The functions of the CPU can be understood from its three steps. In the first step, instruction is fetched from memory. In the second step, instruction is decoded. It finds out, which operation to be performed for the execution of the instruction. In the third and final step, the instruction is executed by completing the operation according to the instruction. These three steps are called the instruction cycle of the CPU. This cycle is repeated until all the instructions of the program are executed.
CPU speed is measured in cycles per second or hertz. Modern CPU speeds are up to a few Gigahertz. For example, if the speed of a CPU is two Gigahertz, it can process two billion (2×109) instructions per second.
Types of CPU
AMD and Intel are the leading manufactures of CPUs. Both companies have many variants of CPUs with different specifications. CPUs are classified into the following two main categories:
This type of CPU has only one processor. All CPUs developed before 2005 were primarily single-core CPUs. The speed of these CPUs can be accelerated only by increasing their clock speed. But it also increases the amount of heat produced by the CPU. This was a major hurdle to continue the development of single-core processors. Also, single-core CPUs were unable to execute more than one task simultaneously as it had only one processor. So due to these reasons, single-core CPUs have been discontinued in newer computers.

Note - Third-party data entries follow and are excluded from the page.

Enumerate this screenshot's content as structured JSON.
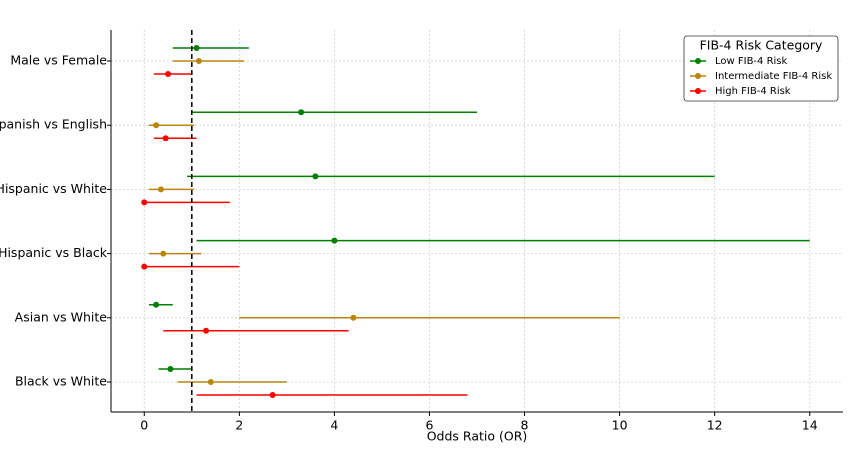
{
  "chart_data": {
    "type": "forest",
    "xlabel": "Odds Ratio (OR)",
    "categories": [
      "Male vs Female",
      "Spanish vs English",
      "Hispanic vs White",
      "Hispanic vs Black",
      "Asian vs White",
      "Black vs White"
    ],
    "series": [
      {
        "name": "Low FIB-4 Risk",
        "color": "#008000",
        "values": [
          1.1,
          3.3,
          3.6,
          4.0,
          0.25,
          0.55
        ],
        "lower": [
          0.6,
          1.0,
          0.9,
          1.1,
          0.1,
          0.3
        ],
        "upper": [
          2.2,
          7.0,
          12.0,
          14.0,
          0.6,
          1.0
        ]
      },
      {
        "name": "Intermediate FIB-4 Risk",
        "color": "#b8860b",
        "values": [
          1.15,
          0.25,
          0.35,
          0.4,
          4.4,
          1.4
        ],
        "lower": [
          0.6,
          0.1,
          0.1,
          0.1,
          2.0,
          0.7
        ],
        "upper": [
          2.1,
          1.05,
          1.05,
          1.2,
          10.0,
          3.0
        ]
      },
      {
        "name": "High FIB-4 Risk",
        "color": "#ff0000",
        "values": [
          0.5,
          0.45,
          0.0,
          0.0,
          1.3,
          2.7
        ],
        "lower": [
          0.2,
          0.2,
          0.0,
          0.0,
          0.4,
          1.1
        ],
        "upper": [
          1.0,
          1.1,
          1.8,
          2.0,
          4.3,
          6.8
        ]
      }
    ],
    "reference_line": 1,
    "xlim": [
      -0.7,
      14.7
    ],
    "xticks": [
      0,
      2,
      4,
      6,
      8,
      10,
      12,
      14
    ],
    "grid": true,
    "legend_title": "FIB-4 Risk Category",
    "legend_position": "upper right"
  }
}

Modern computers have multi-core CPUs. This type of CPU has more than one processor inside a single electronic chip called CPU cores. These CPUs are widely available after 2005. Typically multi-core CPUs have two, four, six, or eight cores but recently AMD launched its Ryzen Threadripper 3990X CPU which has 64 cores inside a single chip. Due to the high processing power requirement and the temperature constraint, multi-core CPUs are the only practical solution.